2018年6月号掲載
ブルー・オーシャン・シフト
Original Title :BLUE OCEAN SHIFT
著者紹介
概要
苛烈な戦いが繰り広げられる既存市場を抜け出し、競争のない新市場を開拓せよ! と説いた『ブルー・オーシャン戦略』。同書の刊行後、2人の著者は数々の成功・失敗事例を分析し、レッド・オーシャンからブルー・オーシャンへと移行するための手順、体系的なプロセスを導き出した。その成果を紹介した、実践的な1冊である。
要約
「ブルー・オーシャン・シフト」の例
今日、多くの国が犯罪率の上昇、刑務所の過密状態、高い再犯率といった問題に直面している。
これに対し、たいていの政府は刑務所を増やす、量刑の軽い受刑者と極悪犯を雑居させて施設を最大限に活用する、などの方法で対処してきた。だが、どちらもあまり効果的ではない。刑務所の新設は費用がかかり、雑居は犯罪指南の温床となる。
例えばカリフォルニア州は1980年以降、22の刑務所を新設した。今や刑務所の年間予算は90億ドル前後に達している。にもかかわらず、刑務所は過密状態にあり、再犯率は約65%である。
ブルー・オーシャン・シフトを実現する
マレーシア政府は2010年に、これと同じ課題に直面した。そして、課題を解決するには戦略を変えるしかないと悟り、国家ブルー・オーシャン戦略(NBOS)サミットを頼ることにした。政府は前年に、革新的な戦略をいち早く導入する狙いで、NBOSサミットを設けていた。首相や各大臣、官公庁のトップが毎月、一堂に会するのだ。
サミットでは、解決策を探すに当たって、最良の慣行(ベストプラクティス)を参考にするのではなく、業界の基本的な前提を探り出して、再考した。
費用の嵩むセキュリティの厳重な刑務所に代わる、低コストで効果の大きい選択肢はあるだろうか。この問いを掘り下げるうちに、誰も気づかずにいた機会が見つかった。国内の多くの軍事基地内には、厳重なセキュリティ設備の備わった遊休地があったのだ。この遊休地は、軽犯罪者を収容するための施設への転用が可能だった。
また、受刑者の更生についても、従来のように刑務所が行うのではなく、他の役所が対応する方が望ましいことに気づいた。
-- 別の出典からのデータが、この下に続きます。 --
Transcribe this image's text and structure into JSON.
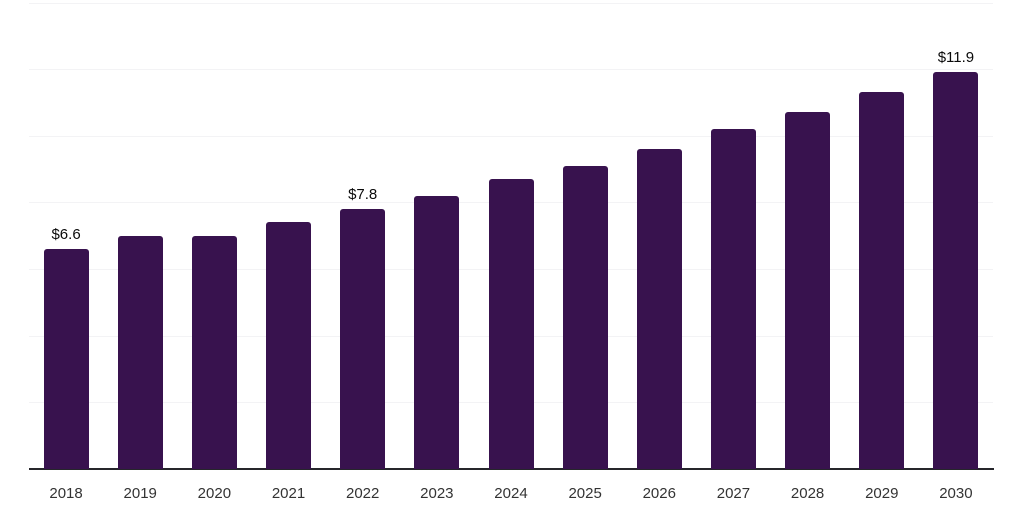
{
  "chart_data": {
    "type": "bar",
    "title": "",
    "xlabel": "",
    "ylabel": "",
    "categories": [
      "2018",
      "2019",
      "2020",
      "2021",
      "2022",
      "2023",
      "2024",
      "2025",
      "2026",
      "2027",
      "2028",
      "2029",
      "2030"
    ],
    "values": [
      6.6,
      7.0,
      7.0,
      7.4,
      7.8,
      8.2,
      8.7,
      9.1,
      9.6,
      10.2,
      10.7,
      11.3,
      11.9
    ],
    "value_labels": [
      {
        "category": "2018",
        "text": "$6.6"
      },
      {
        "category": "2022",
        "text": "$7.8"
      },
      {
        "category": "2030",
        "text": "$11.9"
      }
    ],
    "ylim": [
      0,
      14
    ],
    "gridline_step": 2,
    "grid": true,
    "legend": false,
    "y_axis_tick_labels_visible": false
  },
  "colors": {
    "background": "#ffffff",
    "bar": "#38124E",
    "axis_line": "#26262b",
    "gridline": "#f3f3f5",
    "tick_label": "#333333",
    "value_label": "#0a0a0a"
  }
}
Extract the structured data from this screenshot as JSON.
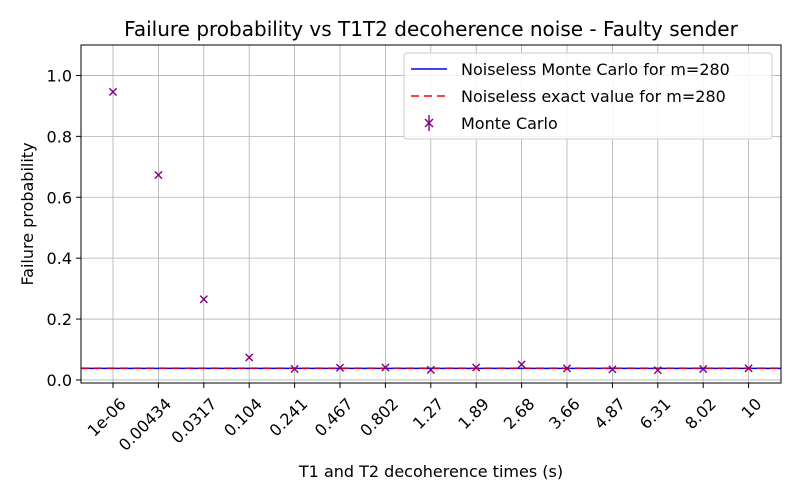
{
  "chart_data": {
    "type": "scatter",
    "title": "Failure probability vs T1T2 decoherence noise - Faulty sender",
    "xlabel": "T1 and T2 decoherence times (s)",
    "ylabel": "Failure probability",
    "categories": [
      "1e-06",
      "0.00434",
      "0.0317",
      "0.104",
      "0.241",
      "0.467",
      "0.802",
      "1.27",
      "1.89",
      "2.68",
      "3.66",
      "4.87",
      "6.31",
      "8.02",
      "10"
    ],
    "ylim": [
      -0.01,
      1.1
    ],
    "yticks": [
      0.0,
      0.2,
      0.4,
      0.6,
      0.8,
      1.0
    ],
    "ytick_labels": [
      "0.0",
      "0.2",
      "0.4",
      "0.6",
      "0.8",
      "1.0"
    ],
    "grid": true,
    "legend_position": "top-right",
    "series": [
      {
        "name": "Monte Carlo",
        "kind": "errorbar-points",
        "marker": "x",
        "color": "#800080",
        "values": [
          0.946,
          0.673,
          0.265,
          0.074,
          0.036,
          0.04,
          0.041,
          0.033,
          0.041,
          0.051,
          0.038,
          0.035,
          0.032,
          0.036,
          0.038
        ]
      },
      {
        "name": "Noiseless Monte Carlo for m=280",
        "kind": "hline",
        "color": "#0000ff",
        "value": 0.038
      },
      {
        "name": "Noiseless exact value for m=280",
        "kind": "hline-dashed",
        "color": "#ff0000",
        "value": 0.039
      }
    ]
  }
}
刑務所の職員の専門は監禁と警備であり、教育や訓練ではなかった。
サミットはこれら長年の「常識」を覆すことで、「ブルー・オーシャン・シフト」(レッド・オーシャンからブルー・オーシャンへと移行〈シフト〉するための体系的な行程)を実現し、地域更生プログラム(CRP)を生み出した。刑務所を増設する代わりに、軍事基地内の遊休地に、世界初となる軽犯罪者向けのCRPセンターを設けたのだ。
CRPセンターでは農業省などの協力下で職業訓練を実施し、魚の養殖や作物の栽培を行い、市場で販売している。この研修は、軽犯罪者が犯罪に頼らずに収入を得る方法を伝授するものだ。
CRPはまた、受刑者の家族に、頻繁に面会をするよう働きかけた。従来の刑務所では、面会はガラス窓を隔てて30分までとされている。片やCRPセンターでは、受刑者は配偶者や子供と触れ合うことができる。こうして彼らは心の傷を癒し、更生がどれだけ大切であるかを思い起こすのだ。
その結果、2011年にCRPセンターが稼働して以降、軽犯罪者の再犯率は約90%下がった ―― 。